Будет ли энтам место в заново сотворенном после исполнения Второй Песни мире? Если даже насчет себя уверенности не было. И не будут ли его мучить… воспоминания и сожаления? Древень прав, он всегда слишком много сомневался и предоставлял судьбе принимать решения. Или другим. Саруману, когда Белый маг убедил его не разыскивать кольцо, и Галадриэль.
В том, что восхищавшая его силой духа и решимостью Владычица права, сомнений не было, но искушение в очередной раз чуть-чуть помочь судьбе и положиться на ее волю оказалось сильнее. Именно поэтому (он сам не понял, почему, и рассчитывал ли именно на такой эффект, или не хотел понимать) он, повинуясь безотчетному порыву, сделал злосчастный эликсир. Многое ли он на самом деле изменил?
Ничего. Не успел Серый маг вздохнуть от смутного разочарования и откровенной радости — одно из двух противоречивых чувств оказалось намного сильнее другого — как Галадриэль напугала и удивила его.
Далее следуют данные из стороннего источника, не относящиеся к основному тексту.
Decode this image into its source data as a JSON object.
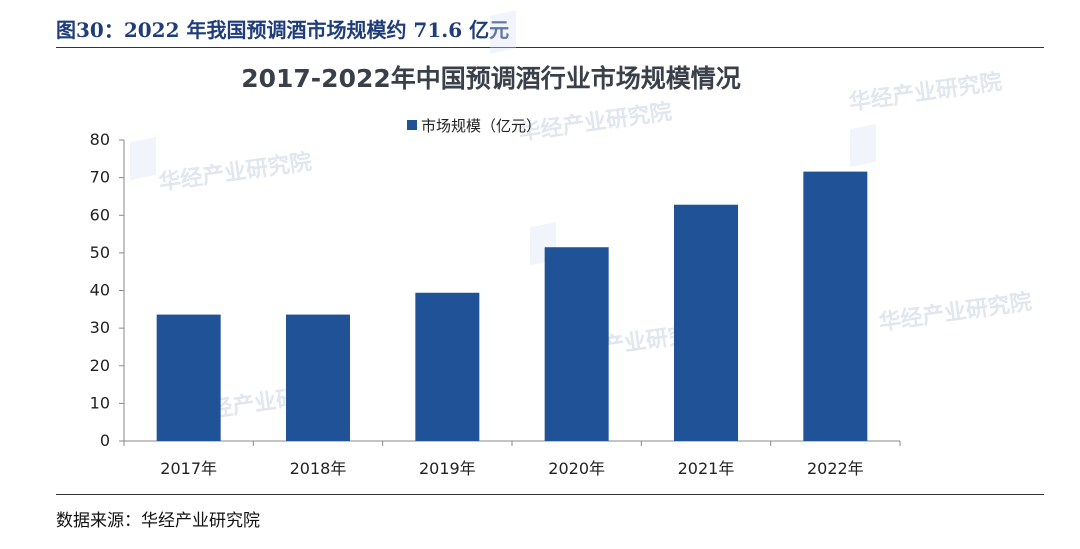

Где та грань, за которой решимость становится бесчеловечностью, а доброта слабостью и мягкотелостью, он так до сих пор и не смог понять. Или на этот вопрос нет и не может быть однозначного ответа?
Вправе ли он рассуждать о морали и справедливости, если подтолкнул Силмэриэль в объятия собственного отца? И говорил о великой благотворной силе так нужной ей любви. Потому что действительно верил, что такая любовь лучше, чем никакой, причем для всех. Он правда хотел, как лучше, а не…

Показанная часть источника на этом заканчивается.